Revised government policy – hospital discharge and community support
Ensuring recovery, rehab and reablement are commissioned within ‘existing budgets’.
Amongst the raft of changes brought about by the pandemic, hospital discharge and community support may have slipped under the radar of many. But for community care practitioners and people in need of care and support, hospital discharge funding has been a vital source of additional money which has now dried up.
Prior to the pandemic hospital discharge to community settings were organised at local level. Integrated approaches to manage delayed transfers of care were largely coordinated via the Better Care Fund. The onset of the pandemic triggered huge pressure on NHS resources, with access to inpatient facilities for acute and chronically ill patients in high demand. A joined up approach was needed to free up scarce beds and the government responded by developing the hospital discharge service and operating model.
Summarised as discharge to assess (D2A), the model identified four discharge pathways people were expected to fall into, with the vast majority (50%) only requiring a straightforward discharge with no ongoing support. For the remainder, the priority was to discharge as early as clinically indicated to the person’s home – D2A. Under this arrangement, assessment for longer term needs were not carried out in an acute care setting. Most importantly, any care required by the person to enable them to go home would be funded from a central pot for up to 6 weeks or until assessments were concluded, whichever was the soonest. For those individuals with a pre-existing care package, only the increase in care needs (i.e. the person used to have 2 calls per day and now needs 4) would be paid.
Clinical commissioning groups (CCGs) and Local Authorities were incentivised to complete assessments in a timely way as care costs would have to be met by local budgets once the 6 weeks expired (NB the latest version of the model published 21/9/2020 reduced the period to 4 weeks).
From 1 April all of this changed and we went back to the pre-pandemic position. What does this mean for some of our more vulnerable clients?
The government has issued guidance clarifying that CCGs and Local Authorities are expected to commission effective discharge procedures from within existing budgets. NHS and LA must work together to develop effective working practices and protocols “to ensure people’s care and treatment is timely, optimal and coordinated, while also minimising delays when they are ready to be discharged”.
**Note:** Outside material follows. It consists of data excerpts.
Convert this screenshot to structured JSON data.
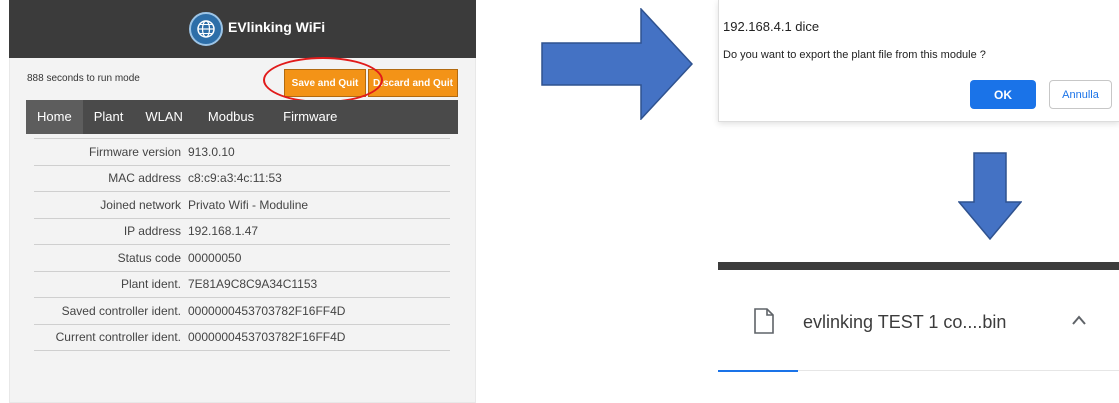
{
  "app": {
    "title": "EVlinking WiFi",
    "countdown": "888 seconds to run mode",
    "buttons": {
      "save": "Save and Quit",
      "discard": "Discard and Quit"
    },
    "tabs": [
      {
        "label": "Home",
        "active": true
      },
      {
        "label": "Plant",
        "active": false
      },
      {
        "label": "WLAN",
        "active": false
      },
      {
        "label": "Modbus",
        "active": false
      },
      {
        "label": "Firmware",
        "active": false
      }
    ],
    "info": [
      {
        "key": "Firmware version",
        "value": "913.0.10"
      },
      {
        "key": "MAC address",
        "value": "c8:c9:a3:4c:11:53"
      },
      {
        "key": "Joined network",
        "value": "Privato Wifi - Moduline"
      },
      {
        "key": "IP address",
        "value": "192.168.1.47"
      },
      {
        "key": "Status code",
        "value": "00000050"
      },
      {
        "key": "Plant ident.",
        "value": "7E81A9C8C9A34C1153"
      },
      {
        "key": "Saved controller ident.",
        "value": "0000000453703782F16FF4D"
      },
      {
        "key": "Current controller ident.",
        "value": "0000000453703782F16FF4D"
      }
    ]
  },
  "dialog": {
    "host": "192.168.4.1 dice",
    "message": "Do you want to export the plant file from this module ?",
    "ok": "OK",
    "cancel": "Annulla"
  },
  "download": {
    "filename": "evlinking TEST 1 co....bin",
    "progress_fraction": 0.2
  },
  "colors": {
    "header": "#3b3b3b",
    "nav": "#4a4a4a",
    "accent_orange": "#f39317",
    "highlight_red": "#e11b1b",
    "arrow_blue": "#4472c4",
    "dialog_blue": "#1a73e8"
  },
  "icons": [
    "globe-wifi-icon",
    "arrow-right-icon",
    "arrow-down-icon",
    "file-icon",
    "chevron-up-icon"
  ]
}
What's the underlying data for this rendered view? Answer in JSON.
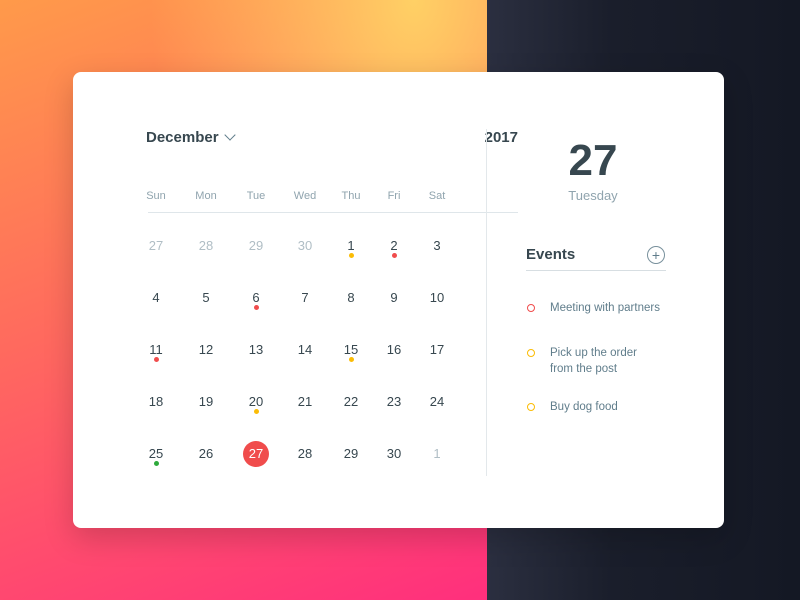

Whether this will lead to delays in discharge remains to be seen. The change does, however, feed into the government’s overarching policy of a more integrated healthcare system, with guidance promoting the use of pooled budgets to manage discharge procedures across localities.
Currently, section 82 NHS Act 2006 “requires NHS bodies and local authorities to cooperate with one another to secure and advance the health and welfare of their local population. NHS bodies and local authorities must also comply with duties in the Care Act 2014, which requires them to co-operate with each other in the exercise of their respective care and support functions, including those relating to carers and young carers (section 6 and 7)”. Governance structures should be put in place to support this.
All of the above is paving the way for statutory integration between NHS bodies and Local Authorities by means of the Health and Care Bill. The Bill envisages a new NHS architecture of integrated care systems and integrated care boards that will replace CCGs. The legislative programme had anticipated passage of the Bill this April, but at the time of writing it remains subject to ongoing debate in both Houses.
In the meantime, vulnerable clients should continue to make use of intermediate care or ‘step down’ support and reablement services wherever appropriate, as this can be a source of additional support for up to 6 weeks that is provided free of charge. Carers and concerned family members should also be aware that “decisions about what long term support package is needed should not be taken on the hospital ward.” This approach should hopefully ensure that what is already a difficult and challenging time is not made even more so, by long term decisions being made whilst the person is still being treated for the acute episode.